Madrid... 21 Şubat 1981...
Yarbay Antonio Tejero komutasında askeri birlikler toplantı halindeki meclisi basmıştı.
Bakanlar, parlamenterler rehin alındı.
Yarbay Tejero bunun bir “darbe” olduğunu, “askerin ülke yönetimine el koyduğunu” açıkladı.
Artık “cunta” dönemi başlıyordu...
Ki...
“El Pais” gazetesi yazı işleri olay üzerine “yıldırım baskı” yapmaya karar verdi.

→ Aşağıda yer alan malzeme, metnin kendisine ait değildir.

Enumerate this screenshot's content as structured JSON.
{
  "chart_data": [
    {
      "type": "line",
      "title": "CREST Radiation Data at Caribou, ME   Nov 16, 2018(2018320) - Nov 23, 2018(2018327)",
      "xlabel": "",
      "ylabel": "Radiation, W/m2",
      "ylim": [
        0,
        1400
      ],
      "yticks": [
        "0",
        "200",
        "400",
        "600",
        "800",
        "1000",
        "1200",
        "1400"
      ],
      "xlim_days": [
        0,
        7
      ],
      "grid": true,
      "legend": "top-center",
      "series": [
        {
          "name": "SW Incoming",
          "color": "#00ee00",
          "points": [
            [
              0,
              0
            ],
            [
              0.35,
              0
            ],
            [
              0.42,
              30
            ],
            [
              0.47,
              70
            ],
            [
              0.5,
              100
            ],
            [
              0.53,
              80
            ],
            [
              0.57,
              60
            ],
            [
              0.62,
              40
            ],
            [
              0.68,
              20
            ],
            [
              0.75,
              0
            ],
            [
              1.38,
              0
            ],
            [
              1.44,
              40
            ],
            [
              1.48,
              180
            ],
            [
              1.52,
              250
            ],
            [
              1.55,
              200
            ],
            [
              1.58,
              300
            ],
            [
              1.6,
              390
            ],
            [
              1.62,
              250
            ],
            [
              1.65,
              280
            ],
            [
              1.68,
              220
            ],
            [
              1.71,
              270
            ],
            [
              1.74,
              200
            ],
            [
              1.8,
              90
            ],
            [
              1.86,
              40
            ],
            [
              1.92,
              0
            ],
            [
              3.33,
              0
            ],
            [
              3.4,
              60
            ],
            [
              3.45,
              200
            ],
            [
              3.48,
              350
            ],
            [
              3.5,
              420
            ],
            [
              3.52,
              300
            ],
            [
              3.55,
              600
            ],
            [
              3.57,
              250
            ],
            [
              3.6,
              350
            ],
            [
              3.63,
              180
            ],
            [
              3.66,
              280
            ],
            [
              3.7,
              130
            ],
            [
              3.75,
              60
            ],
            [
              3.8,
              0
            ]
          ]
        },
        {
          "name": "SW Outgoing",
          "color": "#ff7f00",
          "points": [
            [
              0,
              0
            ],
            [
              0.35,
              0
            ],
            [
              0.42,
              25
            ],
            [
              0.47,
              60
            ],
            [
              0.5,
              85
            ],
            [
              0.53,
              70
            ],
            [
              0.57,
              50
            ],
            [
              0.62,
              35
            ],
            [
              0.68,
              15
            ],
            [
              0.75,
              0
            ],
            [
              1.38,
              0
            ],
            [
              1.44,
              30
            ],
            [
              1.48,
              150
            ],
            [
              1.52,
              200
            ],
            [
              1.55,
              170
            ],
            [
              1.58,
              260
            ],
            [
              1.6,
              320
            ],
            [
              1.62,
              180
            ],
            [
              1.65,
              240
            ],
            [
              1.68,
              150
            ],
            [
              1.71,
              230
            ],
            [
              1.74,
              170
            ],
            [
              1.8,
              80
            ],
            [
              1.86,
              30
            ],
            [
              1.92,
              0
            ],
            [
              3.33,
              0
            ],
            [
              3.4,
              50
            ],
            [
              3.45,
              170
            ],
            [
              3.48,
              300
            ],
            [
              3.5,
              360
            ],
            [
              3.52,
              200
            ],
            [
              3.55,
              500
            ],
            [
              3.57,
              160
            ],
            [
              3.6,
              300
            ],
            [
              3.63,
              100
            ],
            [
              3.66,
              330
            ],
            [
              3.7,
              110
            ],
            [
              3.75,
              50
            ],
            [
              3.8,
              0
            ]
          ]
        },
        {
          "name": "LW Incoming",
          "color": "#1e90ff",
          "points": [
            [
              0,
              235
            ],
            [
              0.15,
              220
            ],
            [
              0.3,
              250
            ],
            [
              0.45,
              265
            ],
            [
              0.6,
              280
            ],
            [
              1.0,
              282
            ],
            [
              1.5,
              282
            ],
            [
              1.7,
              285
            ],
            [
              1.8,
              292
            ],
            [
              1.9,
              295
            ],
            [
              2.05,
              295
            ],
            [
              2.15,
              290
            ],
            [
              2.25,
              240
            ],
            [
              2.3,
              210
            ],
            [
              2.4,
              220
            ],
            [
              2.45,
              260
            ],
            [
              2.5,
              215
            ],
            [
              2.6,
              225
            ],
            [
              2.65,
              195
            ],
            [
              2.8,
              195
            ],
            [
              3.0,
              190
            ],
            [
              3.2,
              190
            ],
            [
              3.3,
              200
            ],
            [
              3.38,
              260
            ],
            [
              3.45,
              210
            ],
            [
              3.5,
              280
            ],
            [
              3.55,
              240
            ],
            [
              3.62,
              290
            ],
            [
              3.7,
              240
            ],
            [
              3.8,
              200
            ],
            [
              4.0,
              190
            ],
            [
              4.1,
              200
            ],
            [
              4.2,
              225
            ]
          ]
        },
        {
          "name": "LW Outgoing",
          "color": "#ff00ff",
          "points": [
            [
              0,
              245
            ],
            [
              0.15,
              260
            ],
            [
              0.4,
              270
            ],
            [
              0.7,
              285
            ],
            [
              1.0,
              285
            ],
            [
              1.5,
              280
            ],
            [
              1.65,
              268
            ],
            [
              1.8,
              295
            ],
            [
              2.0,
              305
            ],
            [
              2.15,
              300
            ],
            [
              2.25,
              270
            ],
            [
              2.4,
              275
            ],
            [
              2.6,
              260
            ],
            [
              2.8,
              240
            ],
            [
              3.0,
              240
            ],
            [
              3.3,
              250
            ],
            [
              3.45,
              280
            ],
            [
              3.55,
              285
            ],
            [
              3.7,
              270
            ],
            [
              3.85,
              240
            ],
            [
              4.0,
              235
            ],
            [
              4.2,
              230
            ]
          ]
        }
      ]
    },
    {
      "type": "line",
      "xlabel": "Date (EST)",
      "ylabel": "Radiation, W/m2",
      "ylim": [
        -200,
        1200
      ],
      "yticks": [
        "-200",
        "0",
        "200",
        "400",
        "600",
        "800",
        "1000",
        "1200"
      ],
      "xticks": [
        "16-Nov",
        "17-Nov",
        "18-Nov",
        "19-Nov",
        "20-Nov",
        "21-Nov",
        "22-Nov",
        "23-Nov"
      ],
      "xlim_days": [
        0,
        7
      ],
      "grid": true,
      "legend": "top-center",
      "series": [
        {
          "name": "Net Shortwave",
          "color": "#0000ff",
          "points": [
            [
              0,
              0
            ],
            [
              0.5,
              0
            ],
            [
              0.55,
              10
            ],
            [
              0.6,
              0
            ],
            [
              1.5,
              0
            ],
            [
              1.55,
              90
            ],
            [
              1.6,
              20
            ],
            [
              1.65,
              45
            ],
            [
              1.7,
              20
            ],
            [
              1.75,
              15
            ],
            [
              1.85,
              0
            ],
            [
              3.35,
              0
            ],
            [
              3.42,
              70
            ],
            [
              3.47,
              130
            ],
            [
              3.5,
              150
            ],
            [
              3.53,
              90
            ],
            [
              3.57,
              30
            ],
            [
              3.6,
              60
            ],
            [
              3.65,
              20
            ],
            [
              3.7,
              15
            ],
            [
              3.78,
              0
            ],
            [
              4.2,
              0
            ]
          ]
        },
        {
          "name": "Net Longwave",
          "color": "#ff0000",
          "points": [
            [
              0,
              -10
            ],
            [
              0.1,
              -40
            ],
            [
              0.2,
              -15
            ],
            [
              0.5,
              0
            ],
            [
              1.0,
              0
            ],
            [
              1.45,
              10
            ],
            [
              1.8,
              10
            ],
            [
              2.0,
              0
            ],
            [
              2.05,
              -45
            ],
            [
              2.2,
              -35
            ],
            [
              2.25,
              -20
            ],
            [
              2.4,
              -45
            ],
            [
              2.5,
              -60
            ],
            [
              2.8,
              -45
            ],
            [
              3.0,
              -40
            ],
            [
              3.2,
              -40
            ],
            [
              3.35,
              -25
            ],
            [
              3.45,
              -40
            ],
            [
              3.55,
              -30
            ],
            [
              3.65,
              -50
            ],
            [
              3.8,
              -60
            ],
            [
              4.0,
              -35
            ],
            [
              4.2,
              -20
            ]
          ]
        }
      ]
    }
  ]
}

Yıllar önce Abdullah Öcalan’la Bekaa’daki terör kampında konuşmuş ve izlenimlerim o zamanlar yazdığım Sabah gazetesinde yayımlanmıştı.
Küresel medya örgütü IPI toplantısı için Japonya’ya uçmak üzere Singapur Havalimanı’ndayken THY bürosundan beni buldular, “Başbakan Sayın Turgut Özal sizinle telefonda görüşecek” dediler.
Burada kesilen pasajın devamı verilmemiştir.